It can vectorize, parallelize on the CPU, or offload to the GPU automatically.
It's a very mature project, maybe 10+ years old.
In particular, compare you JAX’s vmap — one model for vmap is that it is a program transformation on first order functions, that returns a first order function (“function” is a bit wonky here: but it’s JAX’s Jaxpr representation), but vmap itself is not a primitive in the Jaxpr language.
Is the same true here about map (can I think of it like vmap)? Or is it true that I can define higher order functions and Accelerate will handle them? What about functions with recursion?
Thanks! If you happen to see this - Futhark is very cool.
I'm not a Jax expert. Accelerate's 'map' allows for almost arbitrary sequential code - there is some fine print, because it's an embedded language, and the biggest fine print is that nested parallelism is not allowed. You can define your own Haskell-level higher order functions, and Accelerate will handle them just fine, because essentially all the Haskell-level computation is "compiled away" (by being run) before the Accelerate code is JIT-compiled at run-time. You can consider Haskell to be a meta-language in which you ultimately construct Accelerate program terms, and then those are compiled and run - not too dissimilar from how Jax does it, actually.
Recursion works, but for an uninteresting reason: the recursion is on the Haskell side, and will essentially be unrolled before Accelerate gets its hand on it. This allows you to do some fun things (like partially evaluating a ray tracer on its scene description), but it's often not what you want, and Accelerate provides some combinators (that look like higher-order Haskell functions) for expressing sequential looping.

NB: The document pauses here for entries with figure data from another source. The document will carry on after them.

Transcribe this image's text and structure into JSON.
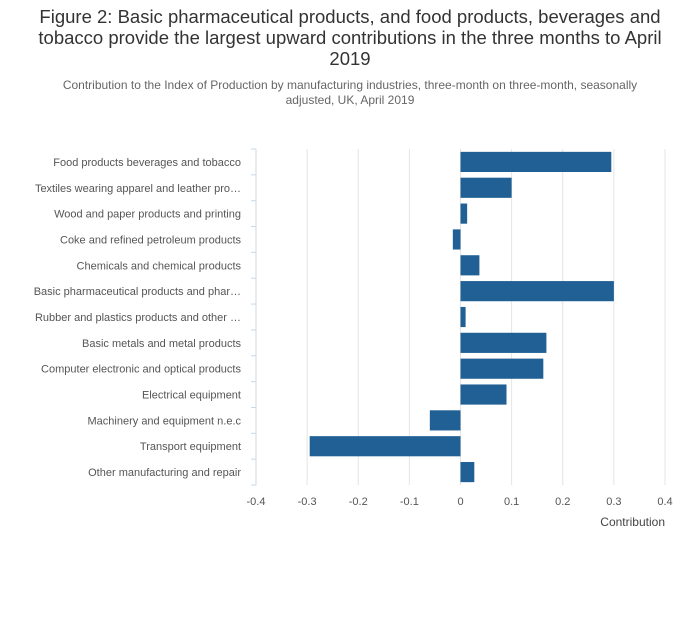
{
  "page": {
    "title": "Figure 2: Basic pharmaceutical products, and food products, beverages and tobacco provide the largest upward contributions in the three months to April 2019",
    "subtitle": "Contribution to the Index of Production by manufacturing industries, three-month on three-month, seasonally adjusted, UK, April 2019"
  },
  "chart_data": {
    "type": "bar",
    "orientation": "horizontal",
    "categories": [
      "Food products beverages and tobacco",
      "Textiles wearing apparel and leather pro…",
      "Wood and paper products and printing",
      "Coke and refined petroleum products",
      "Chemicals and chemical products",
      "Basic pharmaceutical products and phar…",
      "Rubber and plastics products and other …",
      "Basic metals and metal products",
      "Computer electronic and optical products",
      "Electrical equipment",
      "Machinery and equipment n.e.c",
      "Transport equipment",
      "Other manufacturing and repair"
    ],
    "values": [
      0.295,
      0.1,
      0.013,
      -0.015,
      0.037,
      0.3,
      0.01,
      0.168,
      0.162,
      0.09,
      -0.06,
      -0.295,
      0.027
    ],
    "xlabel": "Contribution",
    "ylabel": "",
    "xlim": [
      -0.4,
      0.4
    ],
    "xticks": [
      -0.4,
      -0.3,
      -0.2,
      -0.1,
      0,
      0.1,
      0.2,
      0.3,
      0.4
    ],
    "xtick_labels": [
      "-0.4",
      "-0.3",
      "-0.2",
      "-0.1",
      "0",
      "0.1",
      "0.2",
      "0.3",
      "0.4"
    ],
    "grid": true,
    "bar_color": "#206095",
    "grid_color": "#e4e4e4",
    "axis_color": "#c8d8e6"
  }
}
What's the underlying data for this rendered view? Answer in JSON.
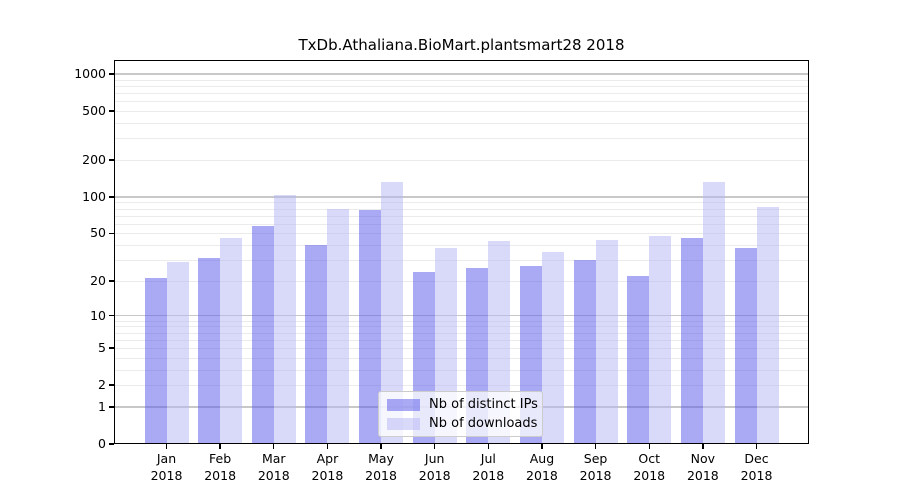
{
  "chart_data": {
    "type": "bar",
    "title": "TxDb.Athaliana.BioMart.plantsmart28 2018",
    "x": {
      "months": [
        "Jan",
        "Feb",
        "Mar",
        "Apr",
        "May",
        "Jun",
        "Jul",
        "Aug",
        "Sep",
        "Oct",
        "Nov",
        "Dec"
      ],
      "year": "2018"
    },
    "series": [
      {
        "name": "Nb of distinct IPs",
        "color": "rgba(83,83,233,0.5)",
        "values": [
          21,
          31,
          58,
          40,
          78,
          24,
          26,
          27,
          30,
          22,
          46,
          38
        ]
      },
      {
        "name": "Nb of downloads",
        "color": "rgba(179,179,243,0.5)",
        "values": [
          29,
          46,
          104,
          80,
          133,
          38,
          43,
          35,
          44,
          48,
          132,
          83
        ]
      }
    ],
    "y_axis": {
      "scale": "log1p",
      "ticks": [
        0,
        1,
        2,
        5,
        10,
        20,
        50,
        100,
        200,
        500,
        1000
      ],
      "major_gridlines": [
        1,
        10,
        100,
        1000
      ],
      "range_top": 1000
    },
    "legend": {
      "position": "inside-bottom-center"
    },
    "colors": {
      "major_grid": "#c8c8c8",
      "minor_grid": "#ebebeb",
      "axis": "#000000",
      "background": "#ffffff"
    }
  }
}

Jokes aside, types should help a lot.
also, accelerate was first published to Hackage in 2009 though so it isn't an especially new thing.
I'd go so far as to say that any submission with a title that is less three words should get automatically binned, and posts to software projects should be required to explain in the title what the software is/does.
Is it just me or is this post also clearly vote-manipulated? Either that or a lot of NumPy people are hanging around on HN early on a Saturday morning.
/s
Overlaps in naming happen, especially when we all want to choose simple and catchy words like "Accelerate."